Department of Minerals and Energy

Department overview
- Formed: 19 December 1972; 53 years ago
- Preceding Department: Department of National Development (I);
- Dissolved: 22 December 1975; 50 years ago
- Superseding Department: Department of Science (II) Department of National Resources;
- Jurisdiction: Commonwealth of Australia
- Headquarters: Canberra
- Ministers responsible: Rex Connor, Minister (1972–1975); Ken Wriedt, Minister (1975); Doug Anthony, Minister (1975);
- Department executives: Lloyd Bott, Acting Secretary (1972); Lenox Hewitt, Secretary (1972–1975); Jim Scully, Secretary (1975);

= Department of Minerals and Energy (Australia) =

Australian government department, 1972–1975

The Department of Minerals and Energy was an Australian government department that existed between December 1972 and December 1975.

==History==
The department was one of several new departments established by the Whitlam government, a wide restructuring that revealed some of the new government's program. The department was dissolved shortly after the dismissal of the government in 1975.

==Scope==
Information about the department's functions and government funding allocation could be found in the Administrative Arrangements Orders, the annual Portfolio Budget Statements and in the department's annual reports.

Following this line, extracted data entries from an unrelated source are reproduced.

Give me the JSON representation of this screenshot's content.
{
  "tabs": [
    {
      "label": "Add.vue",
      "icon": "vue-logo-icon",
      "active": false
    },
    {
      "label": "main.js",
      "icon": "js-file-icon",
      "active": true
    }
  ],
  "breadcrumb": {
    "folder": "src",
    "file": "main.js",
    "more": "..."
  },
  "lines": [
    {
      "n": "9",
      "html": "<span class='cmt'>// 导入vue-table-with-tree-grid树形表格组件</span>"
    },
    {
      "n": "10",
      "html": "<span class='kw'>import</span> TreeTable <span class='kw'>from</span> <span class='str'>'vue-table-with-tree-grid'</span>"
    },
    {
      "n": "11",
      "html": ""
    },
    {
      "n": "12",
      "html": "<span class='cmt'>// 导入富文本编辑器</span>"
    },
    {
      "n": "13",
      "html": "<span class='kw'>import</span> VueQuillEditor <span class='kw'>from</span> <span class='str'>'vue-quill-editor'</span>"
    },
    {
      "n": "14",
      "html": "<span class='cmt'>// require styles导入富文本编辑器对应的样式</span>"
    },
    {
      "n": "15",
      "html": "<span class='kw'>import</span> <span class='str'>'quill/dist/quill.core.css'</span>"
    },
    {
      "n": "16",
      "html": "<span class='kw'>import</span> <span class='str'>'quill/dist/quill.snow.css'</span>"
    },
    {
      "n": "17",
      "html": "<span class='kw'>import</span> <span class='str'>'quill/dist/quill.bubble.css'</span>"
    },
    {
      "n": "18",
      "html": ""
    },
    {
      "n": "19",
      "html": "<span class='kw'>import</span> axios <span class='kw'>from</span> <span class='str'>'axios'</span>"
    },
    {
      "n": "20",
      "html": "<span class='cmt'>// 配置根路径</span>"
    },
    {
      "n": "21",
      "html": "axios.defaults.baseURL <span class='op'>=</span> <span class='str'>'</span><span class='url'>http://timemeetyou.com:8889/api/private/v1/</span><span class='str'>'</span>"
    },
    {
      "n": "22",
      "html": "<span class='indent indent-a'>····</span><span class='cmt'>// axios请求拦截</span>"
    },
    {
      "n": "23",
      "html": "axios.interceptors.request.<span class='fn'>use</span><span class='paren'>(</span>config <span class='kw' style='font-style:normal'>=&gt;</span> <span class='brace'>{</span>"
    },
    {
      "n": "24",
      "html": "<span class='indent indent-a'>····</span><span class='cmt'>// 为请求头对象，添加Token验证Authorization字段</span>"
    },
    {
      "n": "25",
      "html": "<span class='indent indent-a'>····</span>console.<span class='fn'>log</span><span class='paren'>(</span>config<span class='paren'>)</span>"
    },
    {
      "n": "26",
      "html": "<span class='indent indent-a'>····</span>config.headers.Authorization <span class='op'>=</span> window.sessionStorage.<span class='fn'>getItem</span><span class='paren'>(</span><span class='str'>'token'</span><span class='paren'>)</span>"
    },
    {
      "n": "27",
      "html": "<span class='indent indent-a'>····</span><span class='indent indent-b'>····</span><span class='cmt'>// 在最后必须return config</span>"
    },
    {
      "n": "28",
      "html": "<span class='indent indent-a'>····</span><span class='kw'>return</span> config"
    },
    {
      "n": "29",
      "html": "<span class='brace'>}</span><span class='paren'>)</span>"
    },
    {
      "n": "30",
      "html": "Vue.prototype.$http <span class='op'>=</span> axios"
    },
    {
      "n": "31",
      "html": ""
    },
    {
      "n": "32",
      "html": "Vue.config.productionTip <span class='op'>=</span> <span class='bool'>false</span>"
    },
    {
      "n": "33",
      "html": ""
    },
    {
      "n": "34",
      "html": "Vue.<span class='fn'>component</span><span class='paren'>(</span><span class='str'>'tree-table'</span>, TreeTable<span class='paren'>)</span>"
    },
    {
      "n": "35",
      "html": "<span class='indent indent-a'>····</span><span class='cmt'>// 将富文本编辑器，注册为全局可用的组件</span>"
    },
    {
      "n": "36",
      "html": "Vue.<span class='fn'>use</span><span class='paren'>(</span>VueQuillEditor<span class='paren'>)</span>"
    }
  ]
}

According to the National Archives of Australia, at its creation, the department was responsible for:
- Evaluation and balanced development of minerals and energy resources having regard to future requirements
- Geodetic surveying, and the production of topographical maps, for Commonwealth purposes

In June 1975, the department adopted matters from the Department of Science (I) when it was reformed into the Department of Science and Consumer Affairs.

==Structure==
The department was an Australian Public Service department, staffed by officials who were responsible to the Minister for Minerals and Energy.

The department was headed by a Secretary, initially Lloyd Bott (acting until December 1972) and followed by Lenox Hewitt (December 1972 to August 1975) and Jim Scully (August 1975 until the department's abolition).